Comparable data are available in Chinese and Mexican populations from the China Kadoorie Biobank (CKB) and the Mexico City Prospective Study (MCPS), which could allow between-population comparisons across cohorts.


The student will gain experience in non-communicable diseases epidemiological research, genetic epidemiology and analysis of large-scale prospective data. They will develop skills in conducting systematic literature reviews, study design for causal inference in a general population context, statistical programming and data analysis, including different types of mediation analyses, and presentation skills. The student will be supported to publish peer-reviewed papers emerging from their DPhil. 
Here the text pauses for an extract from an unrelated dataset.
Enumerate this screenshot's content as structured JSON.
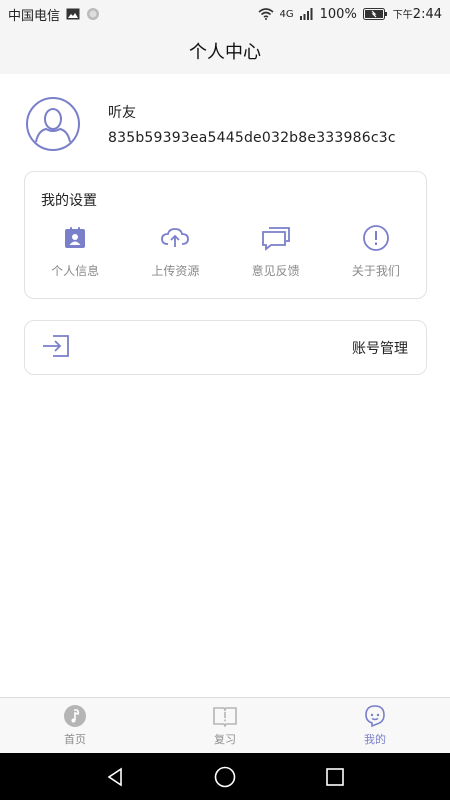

Training in advanced statistics, epidemiological methods, programming, and scientific writing will be provided. Attendance at seminars, workshops and courses provided by the Department and University will also be encouraged. There will be opportunity to present research work at relevant international/national conferences. 


The ideal candidate will have a Master’s degree in a relevant area (e.g. statistics/genetic epidemiology/biomedical or life sciences) and proficiency with programing analyses in STATA, R or SAS packages.